Conceptos Básicos
A novel deep multi-task approach that achieves state-of-the-art performance on a wide range of image geolocalization benchmarks while being robust to distribution shifts.
Resumen
The paper presents two models, PIGEON and PIGEOTTO, for planet-scale image geolocalization.
PIGEON:
- Trained on a dataset of 100,000 locations from the GeoGuessr game, with 4 panoramic images per location.
- Achieves impressive results on street-level geolocalization, placing 40.4% of guesses within 25km of the target.
- Outperforms top human players in the GeoGuessr game, including beating a world-class professional player.
PIGEOTTO:
- Trained on a diverse dataset of over 4 million images from Flickr and Wikipedia.
- Achieves state-of-the-art results on a range of benchmark datasets, significantly outperforming prior work.
- Exhibits robust behavior to distribution shifts, performing well even on datasets with predominantly unseen locations.
Key contributions:
- Semantic geocell creation that preserves geographic context.
- Multi-task contrastive pretraining of the CLIP model using synthetic captions with geographic, climate, and directional information.
- A novel loss function that incorporates haversine distance to capture the hierarchical nature of geographic information.
- A hierarchical retrieval mechanism for refining location predictions within and across geocells.

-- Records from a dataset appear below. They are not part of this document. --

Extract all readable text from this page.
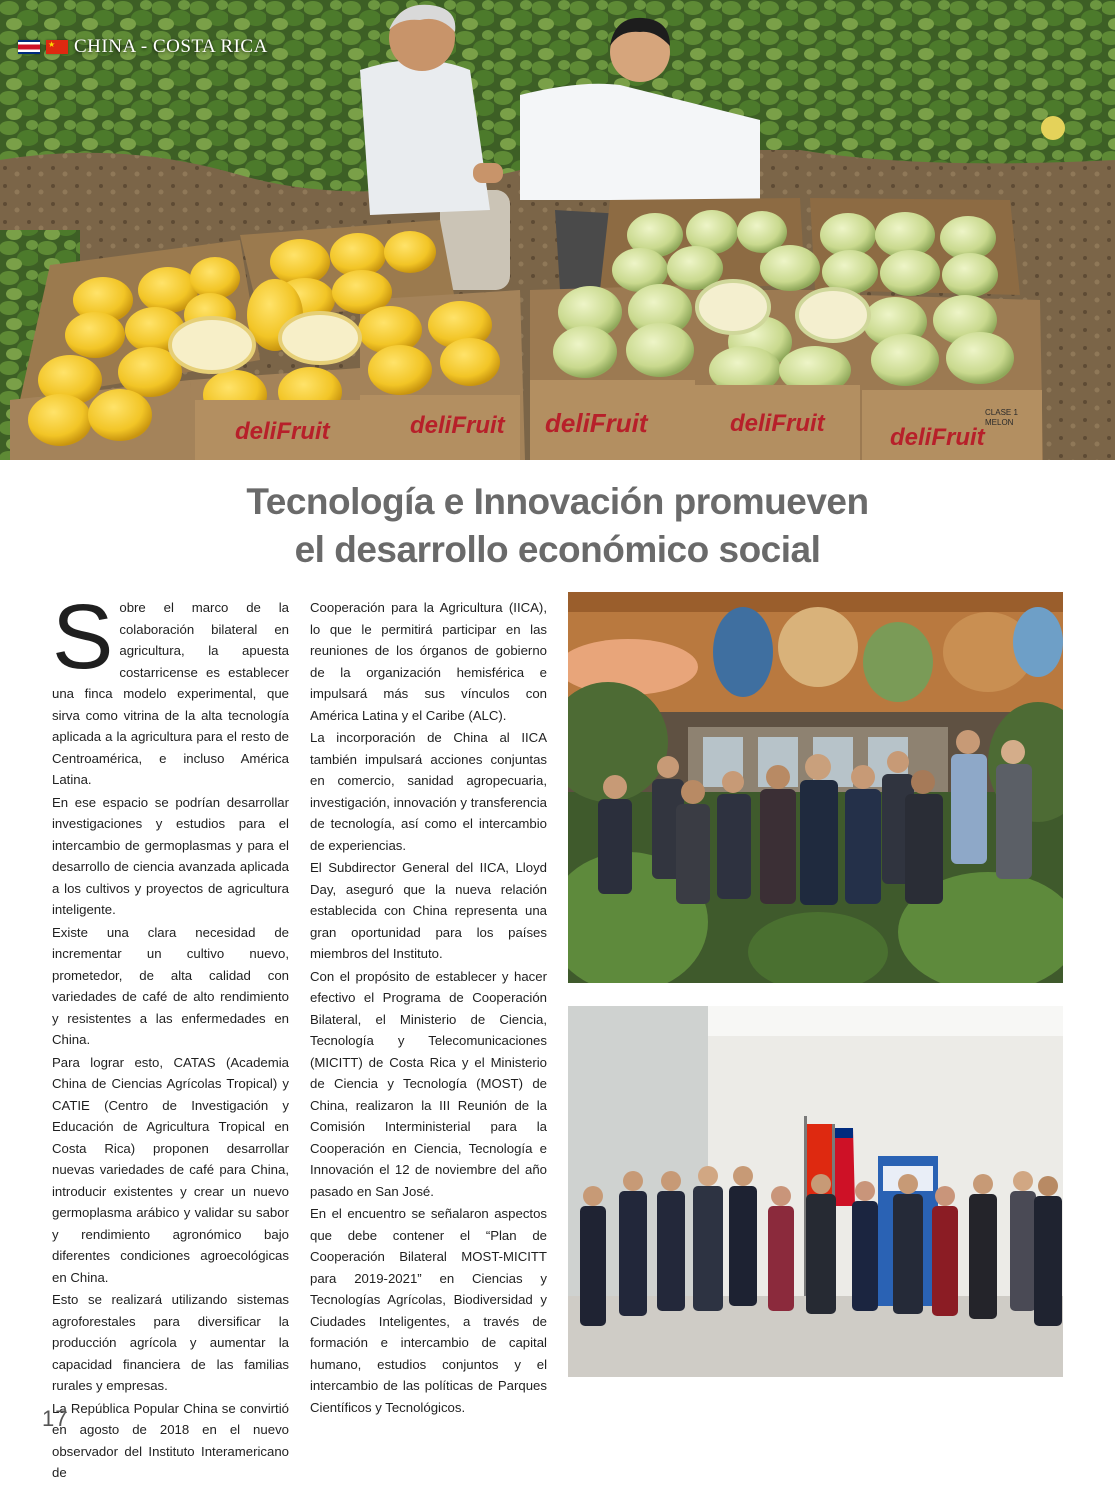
★ CHINA - COSTA RICA
deliFruit	deliFruit deliFruit	deliFruit
deliFruit
CLASE 1
MELON
Tecnología e Innovación promueven
el desarrollo económico social

Sobre el marco de la colaboración bilateral en agricultura, la apuesta costarricense es establecer una finca modelo experimental, que sirva como vitrina de la alta tecnología aplicada a la agricultura para el resto de Centroamérica, e incluso América Latina.

En ese espacio se podrían desarrollar investigaciones y estudios para el intercambio de germoplasmas y para el desarrollo de ciencia avanzada aplicada a los cultivos y proyectos de agricultura inteligente.

Existe una clara necesidad de incrementar un cultivo nuevo, prometedor, de alta calidad con variedades de café de alto rendimiento y resistentes a las enfermedades en China.

Para lograr esto, CATAS (Academia China de Ciencias Agrícolas Tropical) y CATIE (Centro de Investigación y Educación de Agricultura Tropical en Costa Rica) proponen desarrollar nuevas variedades de café para China, introducir existentes y crear un nuevo germoplasma arábico y validar su sabor y rendimiento agronómico bajo diferentes condiciones agroecológicas en China.

Esto se realizará utilizando sistemas agroforestales para diversificar la producción agrícola y aumentar la capacidad financiera de las familias rurales y empresas.

La República Popular China se convirtió en agosto de 2018 en el nuevo observador del Instituto Interamericano de

Cooperación para la Agricultura (IICA), lo que le permitirá participar en las reuniones de los órganos de gobierno de la organización hemisférica e impulsará más sus vínculos con América Latina y el Caribe (ALC).

La incorporación de China al IICA también impulsará acciones conjuntas en comercio, sanidad agropecuaria, investigación, innovación y transferencia de tecnología, así como el intercambio de experiencias.

El Subdirector General del IICA, Lloyd Day, aseguró que la nueva relación establecida con China representa una gran oportunidad para los países miembros del Instituto.

Con el propósito de establecer y hacer efectivo el Programa de Cooperación Bilateral, el Ministerio de Ciencia, Tecnología y Telecomunicaciones (MICITT) de Costa Rica y el Ministerio de Ciencia y Tecnología (MOST) de China, realizaron la III Reunión de la Comisión Interministerial para la Cooperación en Ciencia, Tecnología e Innovación el 12 de noviembre del año pasado en San José.

En el encuentro se señalaron aspectos que debe contener el “Plan de Cooperación Bilateral MOST-MICITT para 2019-2021” en Ciencias y Tecnologías Agrícolas, Biodiversidad y Ciudades Inteligentes, a través de formación e intercambio de capital humano, estudios conjuntos y el intercambio de las políticas de Parques Científicos y Tecnológicos.

17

The paper also discusses the potential risks and ethical considerations around the development of accurate image geolocalization technologies.
Estadísticas
"Planet-scale image geolocalization remains a challenging problem due to the diversity of images originating from anywhere in the world."
"PIGEON is the first computer vision model to reliably beat the most experienced players in the game GeoGuessr, comfortably ranking within the top 0.01% of players."
"PIGEOTTO achieves state-of-the-art results across a wide range of benchmark datasets, including IM2GPS, IM2GPS3k, YFCC4k, YFCC26k, and GWS15k."
"PIGEOTTO is the first model that is robust to location and image distribution shifts by picking up general locational cues in images as evidenced by the often double-digit percentage-point increase in performance on larger evaluation radii."
Citas
"PIGEON is the first computer vision model to reliably beat the most experienced players in the game GeoGuessr, comfortably ranking within the top 0.01% of players."
"PIGEOTTO is the first model that is robust to location and image distribution shifts by picking up general locational cues in images as evidenced by the often double-digit percentage-point increase in performance on larger evaluation radii."